Hormone shifts, insulin resistance, thyroid dysfunction, inflammation, chronic stress, sleep disruption, reduced muscle mass, and metabolic changes can all affect how your body regulates weight and responds to effort — even when your routines stay consistent.
Why does it feel like my body stopped responding?
Because the relationship between effort and outcome can change when the underlying physiology changes. If insulin, hormones, thyroid, cortisol, inflammation, or recovery are out of balance, your body may store fat more easily, burn fuel less efficiently, and recover more slowly than it used to.
Is this just about calories?
Calories matter, but they are not the whole story. The standard “eat less, move more” advice assumes your body responds predictably to calorie changes. Insulin resistance, hormone shifts, thyroid dysfunction, inflammation, poor sleep, and chronic stress can all change how your body uses and stores energy.
Why does weight resistance often begin during perimenopause or menopause?
Perimenopause and menopause can affect estrogen, progesterone, insulin sensitivity, thyroid function, cortisol patterns, muscle mass, sleep, and recovery. These changes can make weight easier to gain and harder to lose, especially around the abdomen.
How do I know if my weight gain is hormonal?
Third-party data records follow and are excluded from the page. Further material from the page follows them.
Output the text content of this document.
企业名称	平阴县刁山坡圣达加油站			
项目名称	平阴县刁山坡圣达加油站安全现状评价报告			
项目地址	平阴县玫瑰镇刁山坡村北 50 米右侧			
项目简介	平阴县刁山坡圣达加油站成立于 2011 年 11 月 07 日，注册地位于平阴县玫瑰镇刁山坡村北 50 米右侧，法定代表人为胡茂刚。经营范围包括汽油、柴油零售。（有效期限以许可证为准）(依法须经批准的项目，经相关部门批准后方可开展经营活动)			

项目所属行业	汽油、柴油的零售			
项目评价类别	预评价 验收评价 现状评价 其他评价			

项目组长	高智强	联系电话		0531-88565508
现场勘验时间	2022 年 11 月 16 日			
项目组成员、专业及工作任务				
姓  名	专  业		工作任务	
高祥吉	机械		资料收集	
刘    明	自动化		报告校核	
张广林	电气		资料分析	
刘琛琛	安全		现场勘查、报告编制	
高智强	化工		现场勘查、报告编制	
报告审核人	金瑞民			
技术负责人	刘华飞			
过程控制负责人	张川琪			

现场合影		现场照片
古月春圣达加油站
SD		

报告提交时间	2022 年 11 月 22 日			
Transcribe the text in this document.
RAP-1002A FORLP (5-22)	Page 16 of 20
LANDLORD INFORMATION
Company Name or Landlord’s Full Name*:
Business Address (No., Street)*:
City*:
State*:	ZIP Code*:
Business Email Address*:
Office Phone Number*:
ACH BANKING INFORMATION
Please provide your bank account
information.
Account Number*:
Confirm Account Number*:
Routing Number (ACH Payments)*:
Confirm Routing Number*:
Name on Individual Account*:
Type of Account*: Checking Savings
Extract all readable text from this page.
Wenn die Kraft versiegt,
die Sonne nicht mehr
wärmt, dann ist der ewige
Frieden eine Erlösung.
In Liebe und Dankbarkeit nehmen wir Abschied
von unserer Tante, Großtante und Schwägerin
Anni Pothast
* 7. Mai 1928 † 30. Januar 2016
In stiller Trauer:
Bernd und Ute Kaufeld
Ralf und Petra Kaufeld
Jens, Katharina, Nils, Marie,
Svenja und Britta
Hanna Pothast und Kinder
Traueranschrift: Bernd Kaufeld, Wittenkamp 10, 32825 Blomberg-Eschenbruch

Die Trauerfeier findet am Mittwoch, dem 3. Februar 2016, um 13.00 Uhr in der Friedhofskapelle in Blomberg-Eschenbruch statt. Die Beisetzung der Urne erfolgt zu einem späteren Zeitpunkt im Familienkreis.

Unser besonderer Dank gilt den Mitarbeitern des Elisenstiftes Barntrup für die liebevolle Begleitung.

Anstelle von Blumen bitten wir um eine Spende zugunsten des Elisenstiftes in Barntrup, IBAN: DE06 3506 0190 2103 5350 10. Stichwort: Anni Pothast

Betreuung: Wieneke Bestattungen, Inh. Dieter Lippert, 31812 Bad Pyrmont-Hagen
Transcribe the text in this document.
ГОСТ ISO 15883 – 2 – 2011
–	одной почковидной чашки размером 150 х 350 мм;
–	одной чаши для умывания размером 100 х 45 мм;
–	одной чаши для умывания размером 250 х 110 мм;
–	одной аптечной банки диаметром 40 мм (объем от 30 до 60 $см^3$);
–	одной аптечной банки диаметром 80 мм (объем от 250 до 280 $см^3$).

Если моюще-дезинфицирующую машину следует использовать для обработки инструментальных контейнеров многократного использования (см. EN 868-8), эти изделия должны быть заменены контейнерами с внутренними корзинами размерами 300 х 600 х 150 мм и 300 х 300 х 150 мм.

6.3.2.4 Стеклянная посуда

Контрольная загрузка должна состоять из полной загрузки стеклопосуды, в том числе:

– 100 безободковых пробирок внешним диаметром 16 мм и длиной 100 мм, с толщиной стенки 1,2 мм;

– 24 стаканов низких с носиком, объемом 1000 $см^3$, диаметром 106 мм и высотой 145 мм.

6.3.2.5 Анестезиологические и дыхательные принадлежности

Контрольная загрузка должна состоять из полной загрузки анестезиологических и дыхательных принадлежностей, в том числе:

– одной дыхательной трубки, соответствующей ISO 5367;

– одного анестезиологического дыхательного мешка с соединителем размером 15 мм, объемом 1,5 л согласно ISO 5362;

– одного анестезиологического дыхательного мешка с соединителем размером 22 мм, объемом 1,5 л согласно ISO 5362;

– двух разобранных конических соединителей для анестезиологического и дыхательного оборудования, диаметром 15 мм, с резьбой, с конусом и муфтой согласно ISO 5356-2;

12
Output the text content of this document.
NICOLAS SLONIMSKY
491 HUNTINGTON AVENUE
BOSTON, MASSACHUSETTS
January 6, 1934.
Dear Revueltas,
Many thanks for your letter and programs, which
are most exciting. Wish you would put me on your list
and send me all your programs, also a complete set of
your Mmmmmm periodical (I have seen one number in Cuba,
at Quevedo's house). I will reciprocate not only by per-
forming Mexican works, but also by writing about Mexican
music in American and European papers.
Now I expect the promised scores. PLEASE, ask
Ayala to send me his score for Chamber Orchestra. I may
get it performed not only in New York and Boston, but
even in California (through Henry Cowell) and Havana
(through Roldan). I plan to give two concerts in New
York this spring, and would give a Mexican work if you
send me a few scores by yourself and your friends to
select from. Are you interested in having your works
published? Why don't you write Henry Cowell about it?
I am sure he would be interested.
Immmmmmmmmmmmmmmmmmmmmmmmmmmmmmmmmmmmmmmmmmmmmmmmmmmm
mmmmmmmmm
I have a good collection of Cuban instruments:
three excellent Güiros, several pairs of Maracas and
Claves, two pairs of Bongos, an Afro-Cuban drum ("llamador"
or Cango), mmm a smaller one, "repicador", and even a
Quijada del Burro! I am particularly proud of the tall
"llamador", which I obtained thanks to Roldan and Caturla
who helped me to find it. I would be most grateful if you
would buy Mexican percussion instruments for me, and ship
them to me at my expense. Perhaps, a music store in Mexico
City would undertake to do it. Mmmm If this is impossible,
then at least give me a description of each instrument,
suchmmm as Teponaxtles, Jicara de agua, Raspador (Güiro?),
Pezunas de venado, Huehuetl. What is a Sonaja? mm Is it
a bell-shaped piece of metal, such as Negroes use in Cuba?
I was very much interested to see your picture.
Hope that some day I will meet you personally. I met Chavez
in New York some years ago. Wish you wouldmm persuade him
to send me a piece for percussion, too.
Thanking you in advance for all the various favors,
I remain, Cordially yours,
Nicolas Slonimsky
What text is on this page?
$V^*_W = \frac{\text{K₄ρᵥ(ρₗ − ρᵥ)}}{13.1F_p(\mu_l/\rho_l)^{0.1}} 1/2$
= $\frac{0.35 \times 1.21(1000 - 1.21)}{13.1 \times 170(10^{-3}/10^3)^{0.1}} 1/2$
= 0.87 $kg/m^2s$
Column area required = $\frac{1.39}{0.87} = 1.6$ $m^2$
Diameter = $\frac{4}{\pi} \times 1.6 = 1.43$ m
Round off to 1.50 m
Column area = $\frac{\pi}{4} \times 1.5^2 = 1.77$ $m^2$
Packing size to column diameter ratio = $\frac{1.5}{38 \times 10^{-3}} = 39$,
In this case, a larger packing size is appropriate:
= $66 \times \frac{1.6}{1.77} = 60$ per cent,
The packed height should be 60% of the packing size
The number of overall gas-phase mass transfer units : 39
Hormonal weight gain often shows up with other symptoms, such as irregular cycles, hot flashes, night sweats, fatigue, brain fog, low libido, mood changes, poor sleep, sugar cravings, or stubborn abdominal weight. Testing can help identify whether hormones, thyroid, insulin, cortisol, or inflammation are part of the pattern.
What labs should be checked if I cannot lose weight?
A deeper workup may include fasting insulin, fasting glucose, HbA1c, HOMA-IR, thyroid markers such as TSH, free T3, free T4, reverse T3, thyroid antibodies, cortisol markers, inflammatory markers like hs-CRP, ferritin, sex hormones, metabolic markers, and nutrient levels. At RHM, testing looks at 160+ biomarkers and interprets them alongside your symptoms.
Why am I in a calorie deficit but not losing weight?
A calorie deficit may not lead to predictable weight loss if your body is dealing with insulin resistance, thyroid dysfunction, chronic stress, poor sleep, inflammation, hormone changes, low muscle mass, or impaired recovery. The issue may not be effort — it may be that your body is no longer responding the way it used to.
Will I automatically be prescribed medication or GLP-1 therapy?
No. RHM is not a prescription-first weight loss clinic. GLP-1 medications may be appropriate for some patients, but they are not automatic. The right plan depends on your symptoms, labs, medical history, risk profile, goals, and what your body is most likely to respond to.
What changes when the underlying physiology improves?
When the underlying physiology is better supported, the body may begin responding more predictably again. Energy, cravings, sleep, recovery, body composition, inflammation, and weight regulation can all improve when the right systems are addressed together instead of treating weight as a willpower problem.